El gran reto hoy como en todas las edades es el de convencer al ser humano de su estado pecaminoso. Todos nos creemos buenos.
Somos como los judíos del primer siglo que, “ignorando la justicia de Dios y procurando establecer la suya propia, no se han sujetado a la justicia de Dios” (Romanos 10:3).
Es muy fácil ver cómo esta auto-justicia sigue viva en nuestros días. Si estás compartiendo el evangelio con alguien, llamándole al arrepentimiento, tarde o temprano te va a soltar la típica frase de “Yo soy una buena persona”.

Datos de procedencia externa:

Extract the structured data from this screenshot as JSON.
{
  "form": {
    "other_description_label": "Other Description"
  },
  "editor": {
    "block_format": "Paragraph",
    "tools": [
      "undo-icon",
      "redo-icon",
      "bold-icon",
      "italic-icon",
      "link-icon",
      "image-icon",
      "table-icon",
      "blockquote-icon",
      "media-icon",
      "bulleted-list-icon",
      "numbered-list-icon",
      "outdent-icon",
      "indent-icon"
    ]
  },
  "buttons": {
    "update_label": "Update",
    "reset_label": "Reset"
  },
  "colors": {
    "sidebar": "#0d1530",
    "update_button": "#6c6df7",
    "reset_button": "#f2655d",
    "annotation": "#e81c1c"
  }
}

¿Por qué se cree tan bueno? Porque, según dice, nunca ha matado a nadie, nunca ha robado nada, nunca ha mentido, nunca ha hecho daño a nadie. En realidad está cayendo en la trampa de Romanos 10:3, basando su eterna salvación en su propia justicia.
Tal forma de razonar revela que no ha entendido lo que Biblia dice sobre la condición tan lamentable del pecador delante de Dios. Por esta razón Pablo quiso dejar el asunto de la depravación humana bien claro.
Gracias a Dios, la carta a los romanos no termina en el 3:20. Pablo tiene algo más que decirnos. No hay tal cosa como una persona justa, pero a partir del 3:21 aparecen luz y esperanza.
Dios, según Pablo, no ha dejado al ser humano en su injusticia. Por pura gracia, Dios decide hacer algo. Decide justificar al impío y perdonador al rebelde.
Declara Romanos 3:24 que la gracia del Padre justifica a los malvados. De la misma forma que un criminal no puede justificarse ante un juez; el pecador tampoco puede justificarse ante un Dios santísimo y omnisciente.
Puesto que el hombre no puede librarse a sí mismo, Dios se encarga del asunto y salva a los pecadores de su propia ira.
Haríamos bien en recordar que Dios no justifica a las buenas personas sino a las malas. Un poco más adelante, Pablo hablará expresamente sobre el Dios que justifica “al impío” (Romanos 4:5)
Dios nunca ha salvado a una sola buena persona porque, fuera de Jesucristo hombre, no hay tal cosa como una buena persona.
El Padre no quiso salvar a los buenos, sino a los malos. De allí la necesidad de abrazar la enseñanza bíblica sobre la depravación humana. Si no nos vemos como malos, no veremos nuestra gran necesidad de rescate.
Es el enfermo el que va en pos del médico. Nadie puede ser salvo sin antes haberse dado cuenta de su vileza e indecencia. Dios quiere justificar a los impíos.
¿Y por qué? ¿Por qué Dios quiere hacer bien a sus adversarios? Por alguna razón que nos es escondida, una razón que pertenece a la sabiduría oculta del Altísimo, en vez de permitir que toda la descendencia de Adán perezca eternamente, el Señor decide derramar gracia sobre sus enemigos.
Es la gracia del Padre la que salva al transgresor; no la bondad innata del ser humano ya que, como venimos diciendo, no hay tal cosa como una buena persona.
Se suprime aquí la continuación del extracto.